Замирает. Замирает сердце. Задерживает дыхание. Все тело будто оцепенело. Пред ней в таком виде. Разве может ученик быть таким? Отводит взгляд в сторону. Ох этот стыдливый взгляд, признающий собственные желания. Как кто-то завелся. От всей игры. Своей наглости ранее. Её взгляда. Прикосновений. Слов. И теперь ничто не скрывало это, заставляя его почти что зажмурится. Боль на бедрах отрезвляла, он даже прошипел что-то сдавленно. Такими темпами он будет весь покрыт этими следами, что никаким образом не сможет забыть о том, что здесь происходило. Возможно это понемногу поможет ему быть готовым к тому, что было бы, возьмись наставница за него со всей серьезностью и без каких-либо оков. Понемногу привыкает к безумию этого темного омута.

- Матильда... - негромко обращается он к ней, снова опуская взгляд. Встречается с её. Какая же сильная дрожь по всему телу. Словно вот вот переступили черту и это физически ощущалось. Не мог больше отвести от неё своего внимания. Уже от её дыхания он что-то протяжно мычит, а уж после легко уловить эту сильнейшую дрожь. Не сдерживает громкого стона, который так отчетливо выдавал его неготовность к подобной награде. Выгибается в спине, пальцы сжимают ткань покрывала, словно еще немного и он просто потеряет сознание от наплыва ощущений. Жара, дрожи, а еще будто сердце остановило свой ход на мгновение. Раздразнить? Да, это легко получалось. Он, все еще мыча, был подобно натянутой струне. Склонил голову, в теле чувствовалось напряжение каждой мышцы. Не мог даже простонать в ответ на прикосновения. Кажется еще чуть-чуть, и он просто сломается как марионетка, которую тянули в разные стороны. Б-боже... ч-что это?!

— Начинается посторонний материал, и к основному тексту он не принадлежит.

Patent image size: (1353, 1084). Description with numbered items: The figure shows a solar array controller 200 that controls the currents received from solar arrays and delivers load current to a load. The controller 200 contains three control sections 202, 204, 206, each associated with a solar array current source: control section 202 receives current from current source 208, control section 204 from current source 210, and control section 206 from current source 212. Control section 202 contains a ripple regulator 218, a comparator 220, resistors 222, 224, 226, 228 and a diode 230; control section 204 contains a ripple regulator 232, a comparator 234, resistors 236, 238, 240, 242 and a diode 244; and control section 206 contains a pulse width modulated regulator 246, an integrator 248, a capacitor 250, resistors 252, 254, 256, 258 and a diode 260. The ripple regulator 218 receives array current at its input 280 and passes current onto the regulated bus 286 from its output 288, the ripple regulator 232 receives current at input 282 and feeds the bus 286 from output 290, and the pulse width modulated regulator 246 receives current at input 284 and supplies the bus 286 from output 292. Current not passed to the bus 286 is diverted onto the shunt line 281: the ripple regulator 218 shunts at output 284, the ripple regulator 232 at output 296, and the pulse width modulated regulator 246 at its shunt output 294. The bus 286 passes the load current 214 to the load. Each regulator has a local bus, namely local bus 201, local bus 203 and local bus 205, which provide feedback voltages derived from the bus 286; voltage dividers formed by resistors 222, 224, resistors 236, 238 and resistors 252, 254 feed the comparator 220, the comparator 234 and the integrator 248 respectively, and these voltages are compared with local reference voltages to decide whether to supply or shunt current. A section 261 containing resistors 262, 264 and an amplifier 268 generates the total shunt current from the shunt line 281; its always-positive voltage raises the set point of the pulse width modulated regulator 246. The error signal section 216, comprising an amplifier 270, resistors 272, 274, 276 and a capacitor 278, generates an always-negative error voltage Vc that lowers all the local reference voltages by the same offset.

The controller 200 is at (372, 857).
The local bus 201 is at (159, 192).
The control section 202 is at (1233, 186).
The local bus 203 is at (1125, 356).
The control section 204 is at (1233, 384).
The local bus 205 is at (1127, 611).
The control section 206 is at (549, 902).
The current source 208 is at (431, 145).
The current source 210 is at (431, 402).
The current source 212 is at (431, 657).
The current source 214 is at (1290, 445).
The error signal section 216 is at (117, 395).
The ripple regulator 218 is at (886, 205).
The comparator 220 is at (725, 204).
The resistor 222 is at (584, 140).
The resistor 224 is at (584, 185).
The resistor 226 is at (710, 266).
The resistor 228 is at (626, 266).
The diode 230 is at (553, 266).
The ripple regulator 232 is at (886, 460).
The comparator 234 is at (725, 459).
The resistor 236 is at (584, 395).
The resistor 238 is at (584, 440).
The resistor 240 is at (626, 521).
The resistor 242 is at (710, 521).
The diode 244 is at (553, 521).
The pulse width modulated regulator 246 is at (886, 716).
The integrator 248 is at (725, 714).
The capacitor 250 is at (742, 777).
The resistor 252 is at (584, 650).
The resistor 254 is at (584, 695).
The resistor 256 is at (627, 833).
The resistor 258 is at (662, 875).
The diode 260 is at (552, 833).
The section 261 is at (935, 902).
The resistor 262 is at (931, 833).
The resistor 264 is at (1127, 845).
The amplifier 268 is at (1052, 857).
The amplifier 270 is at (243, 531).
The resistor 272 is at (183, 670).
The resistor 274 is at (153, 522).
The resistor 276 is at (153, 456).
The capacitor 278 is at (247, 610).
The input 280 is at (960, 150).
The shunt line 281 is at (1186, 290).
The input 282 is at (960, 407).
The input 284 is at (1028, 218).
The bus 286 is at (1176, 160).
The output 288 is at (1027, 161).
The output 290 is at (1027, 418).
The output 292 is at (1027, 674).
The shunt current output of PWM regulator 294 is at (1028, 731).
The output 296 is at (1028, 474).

- Мгх! - мычит что-то, прикусывая губу. Для него это точно стало шоком. Неужели впервые испытывает подобное? Тогда это точно незабываемо. Так и смотрит за тем, что она делает, отчего краснеет только больше. Дыхание остается лишь чудом, взгляд полон хаоса эмоций. - Мхха... М-Матильда... ч-что это... мф... за... - не в силах закончить фразу, прикрывает рот ладонью. Он не мог ей мешать, но и не пытался. Так хотелось протянуть к ней руку, но их охватывало это безумное онемение, стоило только попытаться. Как же сильны были её чары. Протяжный стон, жмурится. Её игривые выходки точно давали результат. И по тому, как он реагировал эмоционально, и как реагировало его тело. Ведь не сопротивлялся, хоть и стыдливо воспринимал своё положение перед ней. А долго ли он продержится под этим давлением? Он что же, прикусил сейчас палец, впиваясь почти до крови, лишь бы этой болью немного отстранить от себя наваждение? Дрожит, вновь и вновь выгибаясь в спине и запрокидывая голову. Комната наполнялась все нескончаемым мычанием. Так горячо. Взгляд опять на неё. Рука почти до хруста суставов сжимала край кровати. Она... как мне...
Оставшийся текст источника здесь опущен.